Controleer de configuratie van de draadloze router en zorg dat het apparaat niet te ver van de draadloze router is geplaatst.
-
Locatie van draadloze router controleren
Nadat u de instelling van de draadloze router hebt gecontroleerd, zorgt u dat het apparaat niet te ver van de draadloze router is geplaatst.
Plaats de draadloze router en het apparaat zonder obstakels ertussen. Draadloze communicatie tussen verschillende kamers of verschillende verdiepingen is over het algemeen gebrekkig. De draadloze communicatie kan worden verhinderd door bouwmaterialen die metaal of beton bevatten. Als het apparaat niet kan communiceren met de computer via een draadloos LAN vanwege een muur, plaatst u het apparaat en de computer in dezelfde ruimte.
Als een apparaat zoals een magnetron dat radiogolven van dezelfde frequentie uitzendt als een draadloze router in de buurt staat, kant dat storingen veroorzaken. Plaats de draadloze router zo ver mogelijk van de storingsbronnen.
-
Instellingen van draadloze router controleren
Het apparaat en de draadloze router moeten zijn verbonden op een bandbreedte van 2,4 GHz.

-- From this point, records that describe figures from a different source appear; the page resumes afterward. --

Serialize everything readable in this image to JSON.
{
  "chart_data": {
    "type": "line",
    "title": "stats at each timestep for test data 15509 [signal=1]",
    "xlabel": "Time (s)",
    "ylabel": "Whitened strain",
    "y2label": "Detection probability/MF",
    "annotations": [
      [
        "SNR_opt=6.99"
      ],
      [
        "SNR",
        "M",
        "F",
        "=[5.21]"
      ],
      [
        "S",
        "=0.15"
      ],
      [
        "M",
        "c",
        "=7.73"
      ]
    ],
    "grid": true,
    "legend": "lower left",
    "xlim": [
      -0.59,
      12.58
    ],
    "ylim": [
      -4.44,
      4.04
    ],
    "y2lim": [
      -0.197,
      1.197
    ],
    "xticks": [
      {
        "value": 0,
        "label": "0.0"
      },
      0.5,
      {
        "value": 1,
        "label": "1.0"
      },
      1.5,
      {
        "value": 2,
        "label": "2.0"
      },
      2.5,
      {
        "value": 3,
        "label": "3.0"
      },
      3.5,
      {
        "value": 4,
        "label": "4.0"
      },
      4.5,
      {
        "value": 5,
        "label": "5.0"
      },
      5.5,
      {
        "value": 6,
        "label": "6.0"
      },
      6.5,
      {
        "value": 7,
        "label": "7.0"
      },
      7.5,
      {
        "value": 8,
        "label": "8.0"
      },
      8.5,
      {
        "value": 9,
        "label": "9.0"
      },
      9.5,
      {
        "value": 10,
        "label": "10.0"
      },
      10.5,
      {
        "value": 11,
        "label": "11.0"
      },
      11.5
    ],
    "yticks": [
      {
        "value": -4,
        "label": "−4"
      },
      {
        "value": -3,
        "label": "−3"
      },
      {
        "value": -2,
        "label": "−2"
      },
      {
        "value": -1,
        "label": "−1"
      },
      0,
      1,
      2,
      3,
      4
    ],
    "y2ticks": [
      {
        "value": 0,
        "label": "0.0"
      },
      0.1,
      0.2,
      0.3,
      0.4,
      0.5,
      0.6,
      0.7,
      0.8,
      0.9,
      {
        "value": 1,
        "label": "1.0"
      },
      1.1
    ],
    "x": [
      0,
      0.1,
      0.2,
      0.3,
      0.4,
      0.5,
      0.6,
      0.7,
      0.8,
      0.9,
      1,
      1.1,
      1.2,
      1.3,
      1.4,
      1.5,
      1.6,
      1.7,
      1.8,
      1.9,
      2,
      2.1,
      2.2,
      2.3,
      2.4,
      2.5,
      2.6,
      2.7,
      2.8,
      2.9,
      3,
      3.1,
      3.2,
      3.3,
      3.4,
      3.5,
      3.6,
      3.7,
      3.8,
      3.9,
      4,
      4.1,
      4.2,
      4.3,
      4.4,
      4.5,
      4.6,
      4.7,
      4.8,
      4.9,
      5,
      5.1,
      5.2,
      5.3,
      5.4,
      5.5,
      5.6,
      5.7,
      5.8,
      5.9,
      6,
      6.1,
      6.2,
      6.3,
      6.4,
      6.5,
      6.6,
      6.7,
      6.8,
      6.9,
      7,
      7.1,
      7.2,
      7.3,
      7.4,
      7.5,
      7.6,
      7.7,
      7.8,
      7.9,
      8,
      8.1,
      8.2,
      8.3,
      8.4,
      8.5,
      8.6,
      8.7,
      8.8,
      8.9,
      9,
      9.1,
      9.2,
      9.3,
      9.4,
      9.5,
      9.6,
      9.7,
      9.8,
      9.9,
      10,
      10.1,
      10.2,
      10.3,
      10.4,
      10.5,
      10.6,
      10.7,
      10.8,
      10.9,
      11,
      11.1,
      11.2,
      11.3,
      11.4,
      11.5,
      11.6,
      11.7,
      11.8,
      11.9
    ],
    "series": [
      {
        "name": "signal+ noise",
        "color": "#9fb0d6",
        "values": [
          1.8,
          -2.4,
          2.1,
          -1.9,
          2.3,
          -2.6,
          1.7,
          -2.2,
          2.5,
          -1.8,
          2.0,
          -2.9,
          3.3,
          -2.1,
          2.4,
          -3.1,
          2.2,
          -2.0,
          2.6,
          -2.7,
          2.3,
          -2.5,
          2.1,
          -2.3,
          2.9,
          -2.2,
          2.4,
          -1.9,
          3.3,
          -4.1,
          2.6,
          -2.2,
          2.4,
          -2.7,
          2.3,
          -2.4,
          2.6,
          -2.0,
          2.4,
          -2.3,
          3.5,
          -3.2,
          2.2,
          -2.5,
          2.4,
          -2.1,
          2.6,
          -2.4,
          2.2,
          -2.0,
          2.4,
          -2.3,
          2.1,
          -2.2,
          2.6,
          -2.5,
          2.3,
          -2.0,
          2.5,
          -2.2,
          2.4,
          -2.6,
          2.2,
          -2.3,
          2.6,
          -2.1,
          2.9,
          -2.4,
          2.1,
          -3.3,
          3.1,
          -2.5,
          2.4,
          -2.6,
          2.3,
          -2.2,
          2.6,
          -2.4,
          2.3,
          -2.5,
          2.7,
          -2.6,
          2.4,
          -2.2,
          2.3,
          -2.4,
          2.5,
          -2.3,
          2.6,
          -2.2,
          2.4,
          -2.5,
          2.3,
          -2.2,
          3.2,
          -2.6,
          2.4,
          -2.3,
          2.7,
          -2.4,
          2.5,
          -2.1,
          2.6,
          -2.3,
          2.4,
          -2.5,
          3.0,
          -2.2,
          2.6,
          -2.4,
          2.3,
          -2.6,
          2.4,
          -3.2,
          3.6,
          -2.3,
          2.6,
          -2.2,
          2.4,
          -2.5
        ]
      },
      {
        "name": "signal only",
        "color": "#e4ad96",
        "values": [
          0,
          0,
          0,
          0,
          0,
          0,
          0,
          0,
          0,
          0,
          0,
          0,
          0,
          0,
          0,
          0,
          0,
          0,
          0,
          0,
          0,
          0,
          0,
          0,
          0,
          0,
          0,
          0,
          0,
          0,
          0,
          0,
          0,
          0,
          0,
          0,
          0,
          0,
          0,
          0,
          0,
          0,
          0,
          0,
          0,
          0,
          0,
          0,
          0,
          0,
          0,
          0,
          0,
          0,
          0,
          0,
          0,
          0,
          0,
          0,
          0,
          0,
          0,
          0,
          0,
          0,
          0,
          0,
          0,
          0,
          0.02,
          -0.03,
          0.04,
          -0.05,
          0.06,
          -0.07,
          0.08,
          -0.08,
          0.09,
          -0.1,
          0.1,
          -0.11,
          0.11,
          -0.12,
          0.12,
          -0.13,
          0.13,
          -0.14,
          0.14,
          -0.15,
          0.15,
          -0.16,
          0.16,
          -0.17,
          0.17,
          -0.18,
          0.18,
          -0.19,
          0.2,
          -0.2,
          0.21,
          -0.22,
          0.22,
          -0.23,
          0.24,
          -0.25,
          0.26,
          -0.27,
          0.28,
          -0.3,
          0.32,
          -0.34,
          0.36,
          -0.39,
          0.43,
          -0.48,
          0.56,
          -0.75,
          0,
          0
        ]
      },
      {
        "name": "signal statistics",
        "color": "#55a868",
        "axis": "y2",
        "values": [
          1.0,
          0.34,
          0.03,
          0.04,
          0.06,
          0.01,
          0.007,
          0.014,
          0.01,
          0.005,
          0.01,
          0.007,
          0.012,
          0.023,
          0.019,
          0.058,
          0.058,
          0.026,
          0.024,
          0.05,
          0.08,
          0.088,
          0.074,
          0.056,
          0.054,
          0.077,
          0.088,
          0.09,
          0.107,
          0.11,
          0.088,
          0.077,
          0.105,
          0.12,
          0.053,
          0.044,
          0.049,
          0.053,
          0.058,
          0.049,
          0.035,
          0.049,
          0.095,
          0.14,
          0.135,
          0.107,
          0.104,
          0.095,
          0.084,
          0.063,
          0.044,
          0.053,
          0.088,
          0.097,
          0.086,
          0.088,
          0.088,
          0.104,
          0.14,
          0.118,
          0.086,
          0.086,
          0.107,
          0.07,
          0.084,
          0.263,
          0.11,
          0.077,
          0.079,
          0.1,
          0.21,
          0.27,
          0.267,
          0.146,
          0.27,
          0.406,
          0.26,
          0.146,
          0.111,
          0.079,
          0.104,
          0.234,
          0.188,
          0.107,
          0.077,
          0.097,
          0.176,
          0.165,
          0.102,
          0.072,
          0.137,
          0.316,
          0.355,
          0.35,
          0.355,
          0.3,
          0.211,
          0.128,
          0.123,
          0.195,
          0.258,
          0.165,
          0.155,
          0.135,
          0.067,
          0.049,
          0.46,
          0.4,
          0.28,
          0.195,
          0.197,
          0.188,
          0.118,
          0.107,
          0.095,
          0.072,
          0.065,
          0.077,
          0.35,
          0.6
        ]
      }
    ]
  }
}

Zorg dat de draadloze router voor de bestemming van het apparaat is geconfigureerd voor gebruik van de bandbreedte 2,4 GHz.
Voor meer informatie over de draadloze router raadpleegt u de instructiehandleiding van de draadloze router of neemt u contact op met de fabrikant.
Nadat u de bovenstaande maatregelen hebt getroffen, klikt u op Opnieuw detecteren (Redetect) in het scherm Printerinstellingen controleren (Check Printer Settings) om het apparaat opnieuw te detecteren.
Als het apparaat wordt gevonden, volgt u de aanwijzingen op het scherm om door te gaan met het instellen van de netwerkcommunicatie.
Als het apparaat nog niet is gevonden:
Als het apparaat nog niet is gedetecteerd nadat alle items zijn gecontroleerd, sluit u het apparaat aan op de computer met een USB- kabel om de netwerkcommunicatie in te stellen.
Schakel het selectievakje Netwerkverbinding instellen via USB (Set up the network connection via USB) op het tabblad Printerinstellingen controleren (Check Printer Settings) in en klik op Volgende (Next).